Galina had a keen instinct for what was required of her and generally lived up to her parents’ expectations, whether it was a question of achieving good grades at school or disappearing into her room when she was not wanted.

If she fell short in any way, her father would hiss in her ear, “You’re in for it this evening.” Later, he would thrash her with a dog leash.

Her mother was given to periodic fits of rage, during which she would often pick up the first thing she could lay her hands on and hurl it at her daughter. The scar on Galina’s neck had been caused by a pair of red-hot curling irons—the story about the fire was her own invention.

One day, Galina’s mother had invited over to the house a revolutionary, Comrade Alov, who was under surveillance by the Tsarist police. He was twelve years older than Galina and wore a ridiculous pince-nez on a greasy ribbon. The cook took one look at him and dubbed him the Stick.

Comrade Alov’s passionate speeches had a profound effect on Galina. He spoke of how, in the present cruel age, the country needed not men and women but “superhumans” free of the doubt, fear, and petty vices of ordinary mortals. This, he argued, was the only way to retain dignity and not to demean oneself before those in power.

Whenever Alov was invited to dinner by Galina’s mother, he would criticize his hostess for her sentimental books and deplore her husband’s desire to live “as well as the next man.”

“We only live once on this earth,” Alov said passionately. “And look at how you’re wasting your lives! Aren’t you ashamed of yourselves? Is that really all you want—to be narrow-minded, bourgeois conformists?”

“Oh, dear, I am ashamed,” Galina’s mother sighed, dabbing away a tear with a scented handkerchief.

“Hear, hear!
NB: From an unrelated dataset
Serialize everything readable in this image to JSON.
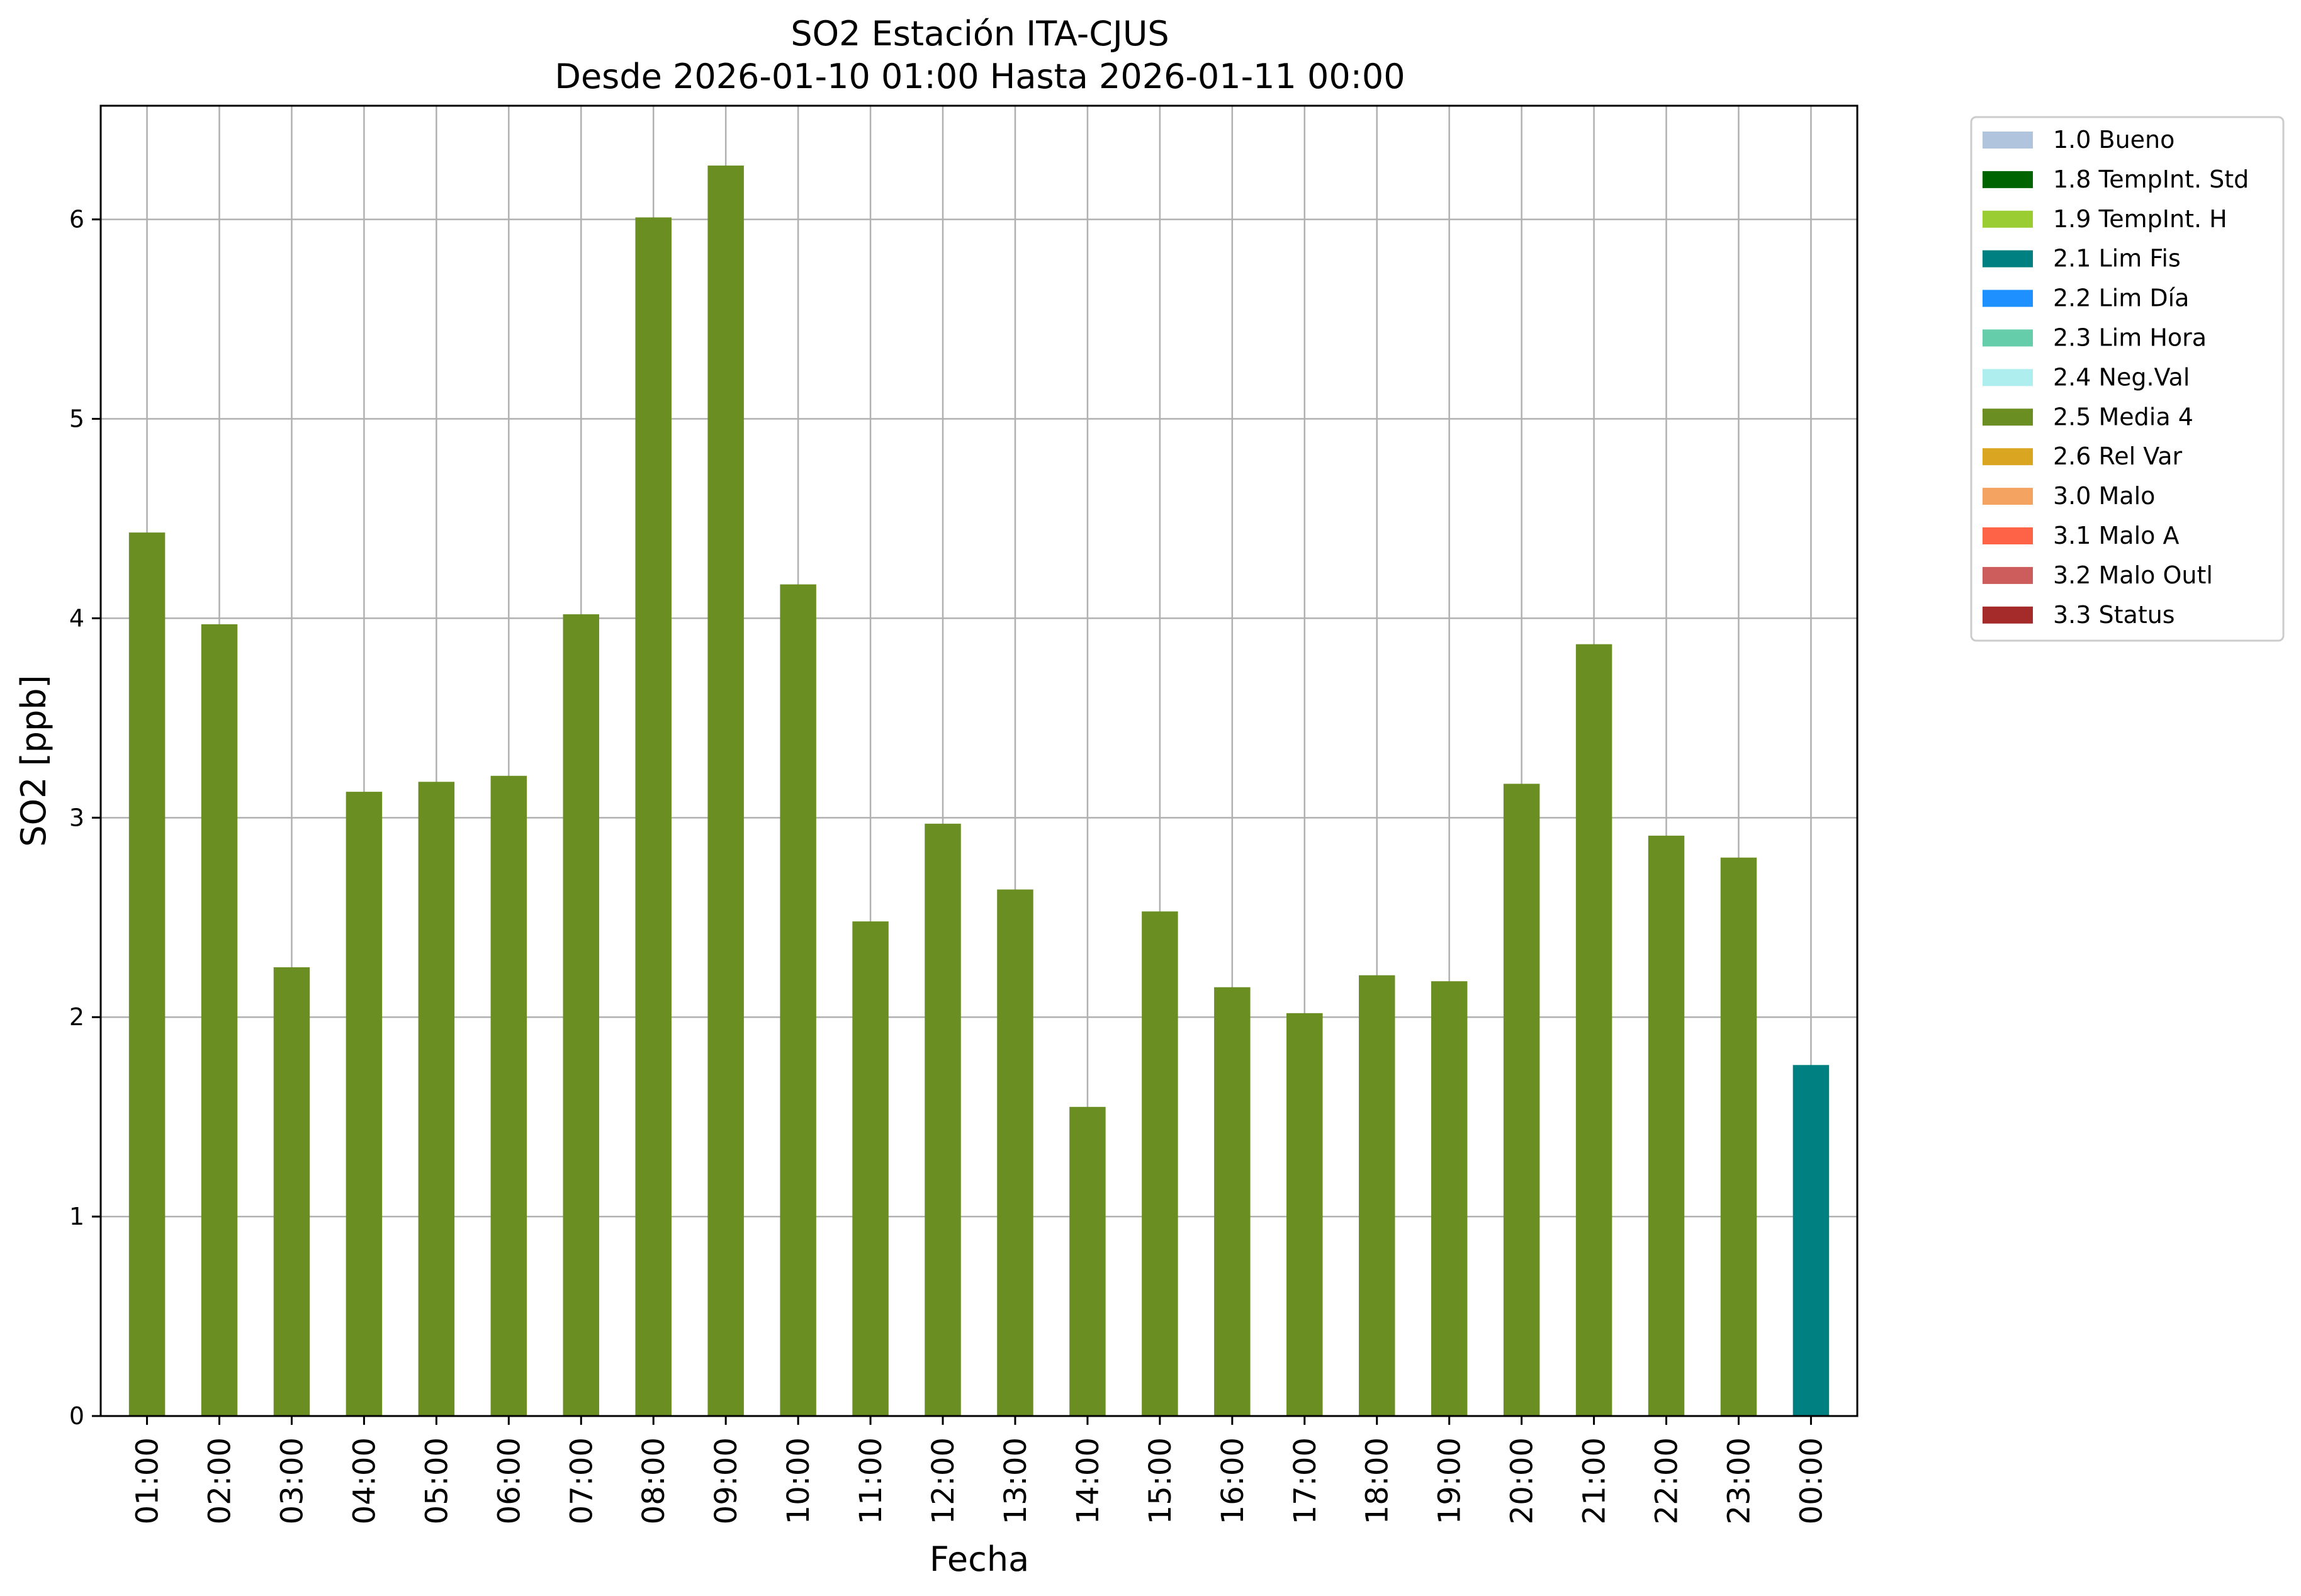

Spoken like a true man!” her father exclaimed and scribbled down phrases from Alov’s speech in the special notebook he used to note down words of wisdom.

A romance grew up between Galina and Alov, but when her parents found out, they threatened to take their daughter’s young man to the police. Alov was not the son-in-law they had been hoping for.

He took Galina away with him to Paris, where the Bolshevik party had assigned him to go, and that was the last time she saw her parents. Many years later, she found out that they had died of hunger during the civil war.

2

Galina did everything Alov asked or even hinted, cooking and cleaning for him, typing out his articles and translating materials from English and French into Russian. Alov had no intention of marrying Galina, so he informed her that she was an emancipated woman and that marriage was a bourgeois institution, unthinkable for one who held his convictions.